“Ecrire une nouvelle histoire pour le groupe Bernard”
JA : Pourquoi cette ouverture de capital ?
JPB : Depuis quelques années, je cherchais une solution pour pérenniser le groupe. Je n’ai aucune intention de me retirer. Mais l’investissement d’un partenaire financier partageant nos valeurs nous était indispensable pour nous ouvrir de nouvelles perspectives et écrire une nouvelle histoire pour le groupe. C’est le message que j’ai fait suivre à mes collaborateurs. Aujourd’hui, nous avons environ 2 400 employés. Ils sont dans le groupe parce qu’ils ont confiance en notre stratégie.
JA : Aucune intention de vous retirer…
JPB : Pas du tout. Disons que mes enfants ne se destinent pas forcément à reprendre la main et que, moi-même, ne suis pas en position de confier le bébé. Ce n’était ni un impératif, ni une contrainte financière. Mais, si j’étais constructeur, j’hésiterais à donner plus de responsabilités à un distributeur qui vient de passer la soixantaine. Je suis un passionné et depuis plus de trente ans que je dirige le groupe, j’ai toujours cherché à construire quelque chose. J’ai eu beaucoup de projets. Certains ont réussi. D’autres non. Cette ouverture de capital est vraiment l’opportunité d’étendre nos possibles. Je suis assez excité par ce que nous sommes en train de réaliser.
JA : Par le passé, vous avez déjà procédé à des ouvertures du capital…

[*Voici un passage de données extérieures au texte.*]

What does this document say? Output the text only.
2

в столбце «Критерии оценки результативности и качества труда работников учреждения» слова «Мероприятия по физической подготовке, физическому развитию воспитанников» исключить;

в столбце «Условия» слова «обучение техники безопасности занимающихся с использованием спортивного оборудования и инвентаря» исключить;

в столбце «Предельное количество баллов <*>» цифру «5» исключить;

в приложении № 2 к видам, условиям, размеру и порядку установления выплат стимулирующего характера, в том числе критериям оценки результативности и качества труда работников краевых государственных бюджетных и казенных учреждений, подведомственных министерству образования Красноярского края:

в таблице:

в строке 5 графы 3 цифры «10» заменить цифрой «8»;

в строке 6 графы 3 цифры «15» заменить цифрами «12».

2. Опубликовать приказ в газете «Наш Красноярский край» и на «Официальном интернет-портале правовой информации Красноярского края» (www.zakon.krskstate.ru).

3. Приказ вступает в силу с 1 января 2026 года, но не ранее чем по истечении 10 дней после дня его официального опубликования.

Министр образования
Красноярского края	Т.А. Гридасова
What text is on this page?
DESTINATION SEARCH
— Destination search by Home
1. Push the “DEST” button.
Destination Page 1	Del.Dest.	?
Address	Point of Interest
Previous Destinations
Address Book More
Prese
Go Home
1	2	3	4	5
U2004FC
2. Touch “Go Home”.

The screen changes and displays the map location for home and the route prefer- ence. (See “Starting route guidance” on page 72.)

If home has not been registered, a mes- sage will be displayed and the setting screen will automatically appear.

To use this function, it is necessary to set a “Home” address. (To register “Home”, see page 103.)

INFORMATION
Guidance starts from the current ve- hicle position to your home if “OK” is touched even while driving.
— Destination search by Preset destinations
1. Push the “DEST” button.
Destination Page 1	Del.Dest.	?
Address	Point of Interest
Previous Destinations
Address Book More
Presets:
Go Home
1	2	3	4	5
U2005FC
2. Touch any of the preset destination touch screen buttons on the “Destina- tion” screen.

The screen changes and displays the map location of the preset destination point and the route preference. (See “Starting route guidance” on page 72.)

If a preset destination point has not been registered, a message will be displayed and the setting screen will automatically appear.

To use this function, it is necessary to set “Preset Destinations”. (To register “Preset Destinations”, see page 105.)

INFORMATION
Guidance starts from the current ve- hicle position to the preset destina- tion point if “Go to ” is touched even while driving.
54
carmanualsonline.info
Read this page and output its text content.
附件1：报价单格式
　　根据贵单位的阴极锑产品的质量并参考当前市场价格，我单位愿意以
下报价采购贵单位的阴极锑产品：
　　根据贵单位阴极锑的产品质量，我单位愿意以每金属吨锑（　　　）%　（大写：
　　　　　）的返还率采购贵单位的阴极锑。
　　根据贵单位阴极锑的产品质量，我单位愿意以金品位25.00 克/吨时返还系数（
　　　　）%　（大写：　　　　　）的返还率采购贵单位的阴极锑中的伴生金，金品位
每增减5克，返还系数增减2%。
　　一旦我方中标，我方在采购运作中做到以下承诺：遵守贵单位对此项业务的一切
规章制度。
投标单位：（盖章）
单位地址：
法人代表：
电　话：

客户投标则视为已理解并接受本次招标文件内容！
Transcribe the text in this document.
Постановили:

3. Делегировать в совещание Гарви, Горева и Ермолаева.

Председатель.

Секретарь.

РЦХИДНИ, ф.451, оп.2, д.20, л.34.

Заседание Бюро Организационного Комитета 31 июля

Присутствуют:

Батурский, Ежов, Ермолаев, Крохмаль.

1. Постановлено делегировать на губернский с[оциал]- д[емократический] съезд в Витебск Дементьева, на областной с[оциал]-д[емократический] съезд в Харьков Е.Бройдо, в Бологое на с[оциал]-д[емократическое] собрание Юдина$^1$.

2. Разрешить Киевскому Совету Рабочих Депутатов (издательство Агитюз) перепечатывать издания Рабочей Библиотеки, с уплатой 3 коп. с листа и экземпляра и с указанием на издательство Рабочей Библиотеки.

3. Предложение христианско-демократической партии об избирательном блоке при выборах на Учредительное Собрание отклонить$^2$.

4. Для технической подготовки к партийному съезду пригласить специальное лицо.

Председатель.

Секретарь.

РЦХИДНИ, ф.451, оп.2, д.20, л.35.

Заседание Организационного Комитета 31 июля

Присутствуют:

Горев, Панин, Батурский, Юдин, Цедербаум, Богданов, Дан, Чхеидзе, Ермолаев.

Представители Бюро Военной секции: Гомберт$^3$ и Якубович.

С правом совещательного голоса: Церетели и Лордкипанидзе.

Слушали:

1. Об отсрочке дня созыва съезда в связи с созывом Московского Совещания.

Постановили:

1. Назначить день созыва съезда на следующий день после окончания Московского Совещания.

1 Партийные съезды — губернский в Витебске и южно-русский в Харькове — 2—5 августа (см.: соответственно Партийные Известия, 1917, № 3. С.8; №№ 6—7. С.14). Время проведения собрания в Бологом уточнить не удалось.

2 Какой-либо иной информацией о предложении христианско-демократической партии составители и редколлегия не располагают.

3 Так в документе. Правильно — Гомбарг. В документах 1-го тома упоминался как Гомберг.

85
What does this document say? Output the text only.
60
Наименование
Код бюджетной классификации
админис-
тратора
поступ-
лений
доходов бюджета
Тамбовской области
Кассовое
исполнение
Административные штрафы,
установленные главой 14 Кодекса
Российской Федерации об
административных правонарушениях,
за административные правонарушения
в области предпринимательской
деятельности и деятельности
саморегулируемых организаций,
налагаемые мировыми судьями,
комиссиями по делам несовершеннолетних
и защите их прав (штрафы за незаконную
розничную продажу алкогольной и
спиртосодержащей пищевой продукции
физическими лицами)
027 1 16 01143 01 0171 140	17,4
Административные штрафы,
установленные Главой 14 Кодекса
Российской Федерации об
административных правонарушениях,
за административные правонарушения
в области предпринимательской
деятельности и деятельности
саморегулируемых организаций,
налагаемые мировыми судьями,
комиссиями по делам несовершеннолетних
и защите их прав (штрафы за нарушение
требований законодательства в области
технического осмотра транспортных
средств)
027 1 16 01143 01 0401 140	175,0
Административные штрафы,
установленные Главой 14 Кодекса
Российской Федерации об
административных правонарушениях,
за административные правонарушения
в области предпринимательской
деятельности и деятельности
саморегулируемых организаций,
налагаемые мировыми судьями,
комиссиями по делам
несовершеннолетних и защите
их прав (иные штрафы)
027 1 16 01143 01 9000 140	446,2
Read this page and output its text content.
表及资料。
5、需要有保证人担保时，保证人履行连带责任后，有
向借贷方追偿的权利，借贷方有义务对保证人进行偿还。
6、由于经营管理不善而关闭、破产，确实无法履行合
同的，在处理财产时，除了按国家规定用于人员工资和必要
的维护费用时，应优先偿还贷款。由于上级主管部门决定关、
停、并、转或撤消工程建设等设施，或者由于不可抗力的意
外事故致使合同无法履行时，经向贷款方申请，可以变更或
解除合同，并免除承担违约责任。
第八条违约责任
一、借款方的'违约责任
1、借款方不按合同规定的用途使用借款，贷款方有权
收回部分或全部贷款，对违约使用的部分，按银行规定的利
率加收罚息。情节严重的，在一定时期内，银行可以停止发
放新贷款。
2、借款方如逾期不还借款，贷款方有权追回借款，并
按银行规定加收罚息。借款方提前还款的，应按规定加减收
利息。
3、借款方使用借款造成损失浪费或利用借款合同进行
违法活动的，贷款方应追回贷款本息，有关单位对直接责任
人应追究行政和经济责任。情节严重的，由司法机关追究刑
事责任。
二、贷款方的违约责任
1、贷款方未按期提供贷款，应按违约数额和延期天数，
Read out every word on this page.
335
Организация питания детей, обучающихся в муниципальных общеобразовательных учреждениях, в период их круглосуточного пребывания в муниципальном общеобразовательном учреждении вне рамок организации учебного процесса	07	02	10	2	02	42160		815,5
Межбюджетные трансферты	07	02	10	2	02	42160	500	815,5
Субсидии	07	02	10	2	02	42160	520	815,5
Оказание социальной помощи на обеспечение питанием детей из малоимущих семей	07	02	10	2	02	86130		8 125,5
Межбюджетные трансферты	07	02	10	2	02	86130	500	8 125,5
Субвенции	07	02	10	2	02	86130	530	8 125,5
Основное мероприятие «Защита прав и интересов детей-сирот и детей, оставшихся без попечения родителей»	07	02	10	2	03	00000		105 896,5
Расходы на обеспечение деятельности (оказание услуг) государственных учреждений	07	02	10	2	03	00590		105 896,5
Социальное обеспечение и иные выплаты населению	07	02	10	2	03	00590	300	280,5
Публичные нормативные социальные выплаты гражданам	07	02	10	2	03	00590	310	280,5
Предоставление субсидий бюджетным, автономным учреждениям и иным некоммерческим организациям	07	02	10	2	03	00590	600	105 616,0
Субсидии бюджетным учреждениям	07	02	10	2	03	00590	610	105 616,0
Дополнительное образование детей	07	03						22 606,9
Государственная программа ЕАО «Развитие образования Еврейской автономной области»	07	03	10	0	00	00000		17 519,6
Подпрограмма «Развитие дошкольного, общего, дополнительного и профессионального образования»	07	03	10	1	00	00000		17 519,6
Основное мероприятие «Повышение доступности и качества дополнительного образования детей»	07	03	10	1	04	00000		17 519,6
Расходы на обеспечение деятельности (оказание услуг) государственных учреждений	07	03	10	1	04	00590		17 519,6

JPB : Tout à fait. Mais c’était dans le cadre de restructuration et jamais plus de 16 ou 17 %. J’ai d’ailleurs racheté l’ensemble des titres en 2010. Une fois que l’entrée d’Alcopa sera validée, après accords de la DGCCRF, de Bruxelles, mais également des autorités polonaises, pays dans lequel nos deux groupes sont présents, il n’y aura que deux actionnaires.
JA : Sous quelle forme cette ouverture de capital est-elle réalisée ?
JPB : Ce n’est pas une prise de participations croisées. Le groupe Alcopa va prendre 34 % du capital du groupe Bernard pour partie par une cession de titre, puis par une augmentation du capital de 16 millions d’euros. C’est impactant. Cela nous donne clairement les moyens de nous engager dans une stratégie offensive.
"L’idée est de devenir une alternative à PGA Motors"
JA : Pouvez-vous nous en dire plus sur le groupe Alcopa ?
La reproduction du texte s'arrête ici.